To reset a specific config file instead:

npx promptmic --config ./config.json --reset-config

Provider fields

| Field | Type | Required | Description | |---|---|---|---| | label | string | Yes | Label shown in the UI | | executionMode | "direct" \| "shell" | No | direct runs the executable directly. shell runs the command through the user's interactive shell.
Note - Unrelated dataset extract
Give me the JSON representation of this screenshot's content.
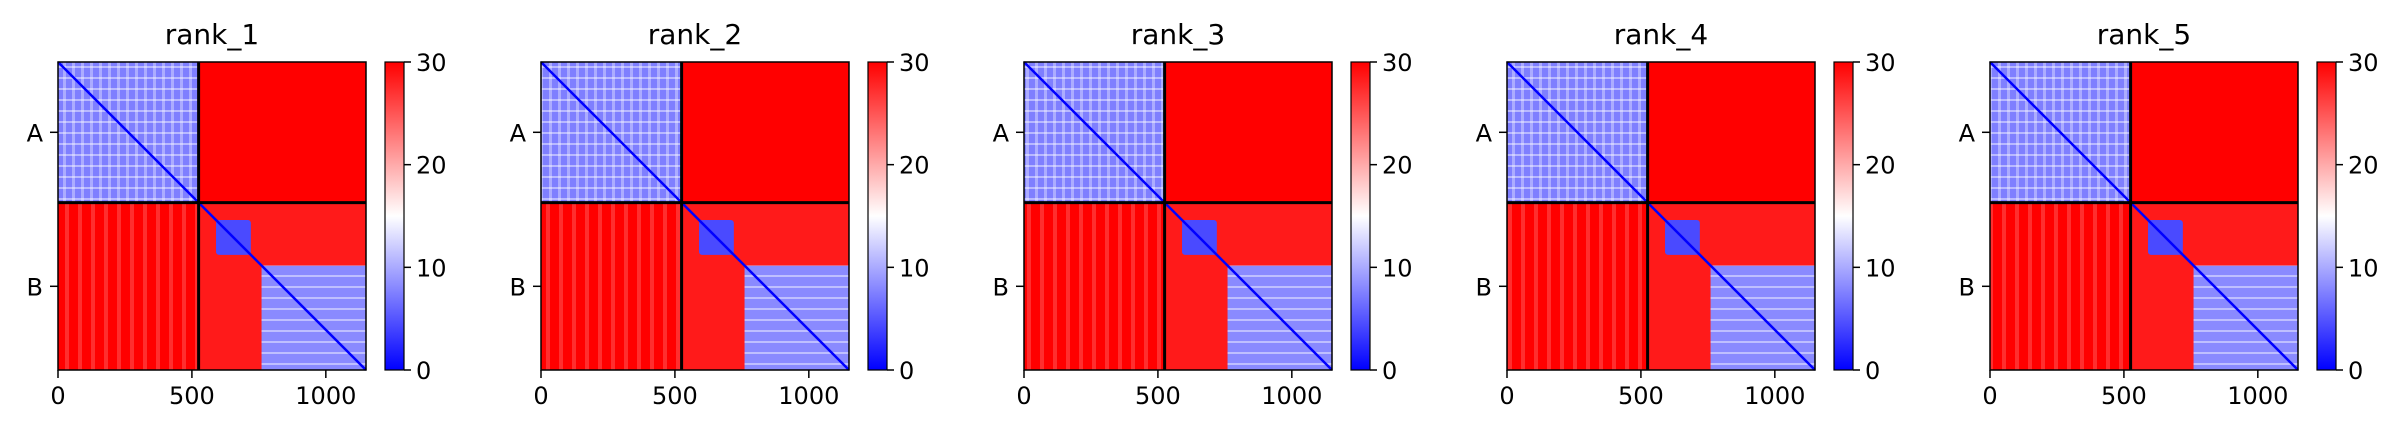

Defaults to shell for backward compatibility. | | command | string | Yes | In direct, the executable name available in PATH. In shell, any shell command, alias, or function available in the user's shell. | | args | string[] | No | Extra command arguments | | env | Record<string, string> | No | Extra environment variables, with ~/ expansion |

Execution modes

  • direct is the recommended default for most providers because it runs the CLI directly and avoids shell startup noise
  • on macOS and Linux, direct also probes the user's interactive shell to recover user PATH entries when the app was launched from a GUI or another stripped-down environment
  • shell is useful when you rely on shell wrappers, aliases, or functions such as personal, work, or custom environment bootstrap commands
  • direct still requires a real executable; aliases and shell functions remain a shell use case
  • In shell mode, anything printed by your shell startup files can appear at the start of the session

Troubleshooting command resolution

  • If a provider works in your terminal but fails inside TermSpeak, prefer direct with a real executable name or absolute path
  • If the executable lives in a user-managed bin directory such as ~/.local/bin, ~/.nvm/.../bin, or a Homebrew prefix, TermSpeak will try to recover those PATH entries from your interactive shell on macOS and Linux
  • For maximum portability across macOS, Linux, and Windows, use an absolute executable path when you can
  • If you depend on aliases, shell functions, or wrapper commands, switch that provider to shell
  • You can also set PATH explicitly in the provider env when you need a fully controlled runtime environment

Example: multiple Claude accounts with direct execution

{
  "providers": {
    "claude-personal": {
      "label": "Claude (Personal)",
      "executionMode": "direct",
      "command": "claude",
      "args": [],
      "env": { "CLAUDE_CONFIG_DIR": "~/.claude-personal" }
    },
    "claude-work": {
      "label": "Claude (Work)",
      "executionMode": "direct",
      "command": "claude",
      "args": [],
      "env": { "CLAUDE_CONFIG_DIR": "~/.claude-work" }
    }
  },
  "defaultProvider": "claude-personal"
}

Example: shell wrapper commands

{
  "providers": {
    "claude-personal": {
      "label": "Claude Personal",
      "executionMode": "shell",
      "command": "personal",
      "args": [],
      "env": {}
    },
    "claude-work": {
      "label": "Claude Work",
      "executionMode": "shell",
      "command": "work",
      "args": [],
      "env": {}
    }
  }
}

Example: Aider + Codex

{
  "providers": {
    "aider": {
      "label": "Aider",
      "executionMode": "direct",
      "command": "aider",
      "args": ["--no-auto-commits"],
      "env": {}
    },
    "codex": {
      "label": "Codex CLI",
      "executionMode": "direct",
      "command": "codex",
      "args": [],
      "env": {}
    }
  }
}

Usage

  1. Configure one or more assistants.
  2. Choose the assistant in the dropdown.
  3. Choose a working folder.
  4. Start a session.
  5. Speak or type prompts.
  6. Stop the session when finished.

Who this is for

TermSpeak is a good fit if you:

  • use claude, codex, aider, or similar terminal-based assistants
  • want voice input without leaving your local development workflow
  • prefer editing in VS Code, Cursor, Neovim, or another editor while your assistant runs in the terminal

TermSpeak is not an IDE extension. It is a local voice interface for assistant CLIs.

Development notes

  • config.json is intentionally ignored and should stay local
  • Do not commit node_modules, dist, or other generated local assets
  • If you change user-facing copy, update both supported UI languages: English and Portuguese (Brazil)

Contributing

Contribution guidelines live in CONTRIBUTING.md.